Romances vendidos por meio de anúncios de jornal e ensino de literatura para formação de homens da elite. Esses são os temas de duas pesquisas desenvolvidas recentemente no Instituto de Estudos da Linguagem (IEL) da Unicamp. Os estudos mostram como os gêneros literários começaram a formar leitores e a história da literatura no Brasil, ao resgatar informações do século 19. Enquanto Regiane Mançano destaca em sua dissertação textos do romantismo francês que no início do século 19 preparavam os leitores para receber os primeiros romances brasileiros, Carlos Augusto de Melo dedica sua tese aos primeiros historiadores de literatura do Brasil, entre os quais o cônego Fernandes Pinheiro, autor do Curso Elementar de Literatura Nacional, primeira história literária brasileira, lançada em 1862.

Com orientação da professora Márcia Abreu, do IEL, Regiane Mançano destaca a corrida rumo a cada novo romance anunciado nos jornais Correio Braziliense, Gazeta do Rio e Jornal do Comércio do Rio de Janeiro, no período de 1808 a 1844. A trajetória dos principais livreiros da época e a estratégia para angariar leitores têm lugar de destaque no trabalho realizado pela pesquisadora.

Ao analisar em sua tese, orientada pelo professor Francisco Foot Hardman, as historiografias Curso Elementar de Literatura Nacional, Curso de Literatura Portuguesa e Brasileira, de Sotero dos Reis; e O Brasil Literário, de Ferdinand Wolf, Carlos Augusto de Melo mostra como a literatura, até os dias de hoje, é ensinada pelo viés da história.

Obras celebram nação e simbiose luso-brasileira

Sotero dos Reis (à esq.), autor de Curso de Literatura Portuguesa e Brasileira, e o cônego Fernandes Pinheiro (à dir.), que escreveu Curso Elementar de Literatura Nacional: obras para a elite da época (Foto: Reprodução) O lançamento da primeira história literária brasileira, o Curso Elementar de Literatura Nacional, do cônego Fernandes Pinheiro, aconteceu em 1862, quase 20 anos depois da publicação dos primeiros romances, A Moreninha e O Filho do Pescador. Esquecida pelos estudiosos da área de literatura contemporâneos, a obra é resgatada pelo pesquisador Carlos Augusto de Melo, com mais duas histórias literárias consagradas na época: o Curso de Literatura Portuguesa e Brasileira, de Sotero dos Reis; e O Brasil Literário, do vienense Ferdinand Wolf. Dedicadas à formação literária do restrito público frequentador da escola no século 19, as obras privilegiavam um grupo seleto de escritores, que se transformaram em cânones literários.

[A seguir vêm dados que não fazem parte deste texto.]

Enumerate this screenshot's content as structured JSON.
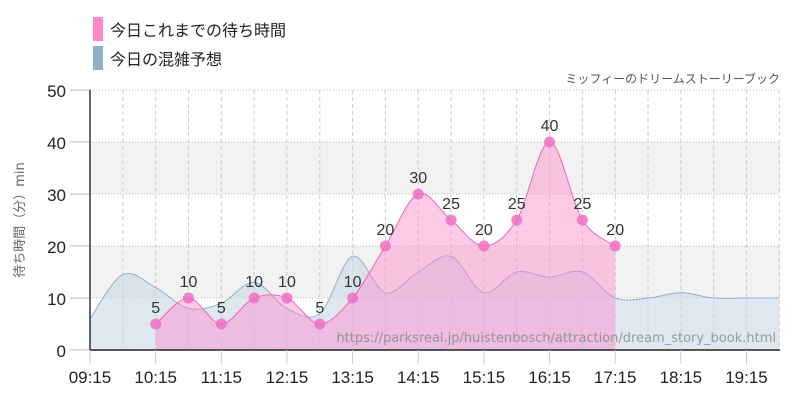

Assim como nos romances, essas histórias literárias acabavam por ter entre seus leitores as pessoas mais letradas da sociedade. Para se ter ideia, Wolf, que jamais pisara o solo brasileiro, produziu O Brasil Literário com informações fornecidas por quem encomendou a obra, que, por sua vez, foi lançada em francês, fora do Brasil. De acordo com Melo, só depois de muitos anos o material seria traduzido e publicado em português. “Wolf é de Viena e nunca veio ao Brasil. Escreveu a história literária porque D. Pedro II pediu que escrevesse e divulgasse a obra na Alemanha. Quer dizer, a obra foi escrita em alemão, mas só foi publicada em francês”, explica. A história literária de Sotero dos Reis também teve acesso restrito por privilegiar conterrâneos maranhenses e ser dedicada a um curso de iniciativa privada.

Entre os importantes aspectos revelados pela tese de Melo, está a valorização demasiada do estudo histórico das obras literárias nacionais. Ao investigar o método e a teoria de cada uma das obras, Melo diz ter percebido que as obras constituíam um material para consagrar a literatura nacional. “Esses textos literários foram transformados em cânones. E nós conseguimos trazê-los até o momento para nossa história contemporânea”, acrescenta.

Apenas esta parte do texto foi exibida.